Player 1 rolls a die , if he gets a 1 wins and the game ends, otherwise the die passes to the player whose number matches the number that presents the die and the player makes a second pitch, if is obtained the number of the player who has thrown, he wins and the game ends, otherwise the given passes to the player whose number matches the number rolled, the player rolls the die, if is obtained the number of the player who has thrown, he wins and the game ends, otherwise the die passes to the player whose number matches the number that presents the die in this third release, and so on.
Calculate the probability that player 1 wins.
Solution 1:
Let $p$ be the probability Player 1 (ultimately) wins. If Player 1 does not win on her first toss, by symmetry, the other players all have equal probabilities of being "next", so all have equal probabilities of ultimately winning, namely $\frac{1-p}{5}$.
On the first toss, either P1 tosses a $1$ and wins immediately, or tosses something else and becomes effectively one of the "other" players. Thus $$p=\frac{1}{6}+\frac{5}{6}\cdot\frac{1-p}{5},$$ and now we can solve for $p$.
Solution 2:
I also got to 2/7, but in a different way.
Let $p$ be the probability that player 1 wins the game, either on his current turn or in the future. Let $q$ be the probability that player 1 eventually wins when it is someone elses turn, in particular the other player does not end the game in the current turn.

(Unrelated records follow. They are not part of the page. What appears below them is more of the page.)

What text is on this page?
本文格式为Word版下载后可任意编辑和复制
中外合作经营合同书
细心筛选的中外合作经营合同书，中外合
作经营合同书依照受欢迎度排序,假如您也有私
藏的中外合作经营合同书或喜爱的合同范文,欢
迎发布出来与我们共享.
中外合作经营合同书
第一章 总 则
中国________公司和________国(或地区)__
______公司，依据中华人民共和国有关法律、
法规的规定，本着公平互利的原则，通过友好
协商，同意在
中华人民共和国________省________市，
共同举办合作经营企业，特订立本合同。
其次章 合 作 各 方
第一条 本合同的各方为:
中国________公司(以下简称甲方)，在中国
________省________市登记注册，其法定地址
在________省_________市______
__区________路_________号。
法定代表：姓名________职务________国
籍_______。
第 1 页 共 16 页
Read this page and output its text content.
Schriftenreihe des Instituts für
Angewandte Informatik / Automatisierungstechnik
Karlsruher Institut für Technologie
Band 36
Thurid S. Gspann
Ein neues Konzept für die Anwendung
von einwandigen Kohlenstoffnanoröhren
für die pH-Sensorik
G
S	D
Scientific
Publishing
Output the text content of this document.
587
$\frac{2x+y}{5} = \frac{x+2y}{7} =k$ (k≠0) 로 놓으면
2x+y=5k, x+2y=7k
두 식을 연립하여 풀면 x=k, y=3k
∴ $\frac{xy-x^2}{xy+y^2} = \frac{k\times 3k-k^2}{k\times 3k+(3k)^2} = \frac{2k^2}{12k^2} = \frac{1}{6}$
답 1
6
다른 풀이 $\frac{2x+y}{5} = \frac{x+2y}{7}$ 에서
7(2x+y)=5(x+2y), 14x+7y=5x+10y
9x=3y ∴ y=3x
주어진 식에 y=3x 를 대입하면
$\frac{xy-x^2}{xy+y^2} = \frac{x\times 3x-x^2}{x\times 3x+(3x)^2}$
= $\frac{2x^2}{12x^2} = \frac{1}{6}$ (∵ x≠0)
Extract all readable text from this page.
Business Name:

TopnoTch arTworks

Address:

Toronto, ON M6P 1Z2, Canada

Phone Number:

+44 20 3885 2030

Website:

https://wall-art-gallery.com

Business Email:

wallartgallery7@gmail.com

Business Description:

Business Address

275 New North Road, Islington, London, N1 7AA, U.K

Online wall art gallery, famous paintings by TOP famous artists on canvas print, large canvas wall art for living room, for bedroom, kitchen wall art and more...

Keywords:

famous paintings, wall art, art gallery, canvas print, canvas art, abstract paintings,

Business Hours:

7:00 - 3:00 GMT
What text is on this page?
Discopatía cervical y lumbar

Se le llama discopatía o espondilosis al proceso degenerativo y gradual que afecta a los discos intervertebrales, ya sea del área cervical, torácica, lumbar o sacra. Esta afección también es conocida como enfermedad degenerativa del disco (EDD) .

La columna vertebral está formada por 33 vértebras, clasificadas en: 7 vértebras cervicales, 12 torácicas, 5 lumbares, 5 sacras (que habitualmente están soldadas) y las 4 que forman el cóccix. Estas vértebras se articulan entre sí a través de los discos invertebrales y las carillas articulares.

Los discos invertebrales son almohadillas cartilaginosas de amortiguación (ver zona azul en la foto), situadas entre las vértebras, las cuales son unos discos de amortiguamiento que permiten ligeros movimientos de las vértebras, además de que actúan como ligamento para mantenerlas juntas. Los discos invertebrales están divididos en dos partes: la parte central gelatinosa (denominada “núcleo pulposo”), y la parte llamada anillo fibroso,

Then player 1 can win right away with probability $p$, or first pass the turn to someone else and win later on in the game with probability $q$: $$p = \frac16 + \frac56 q.$$
When it is someone else's turn, and they don't win, then either it will be player 1's turn again or the turn will pass to one of the other 4 players. So if it is now someone else's turn, the probability that player 1 will get the next turn and win is $\frac16 p$. But if the turn goes to yet someone else with probability $\frac46$ (other than player 1 and the current player) player 1 will eventually win is still $q$. Hence, $$q = \frac16 p + \frac46 q.$$
Solving these two equations for $p$ is easily done by hand, giving $p = \frac27$ (and $q=\frac17$ which, by symmetry, is the probability of each of the other 5 players winning).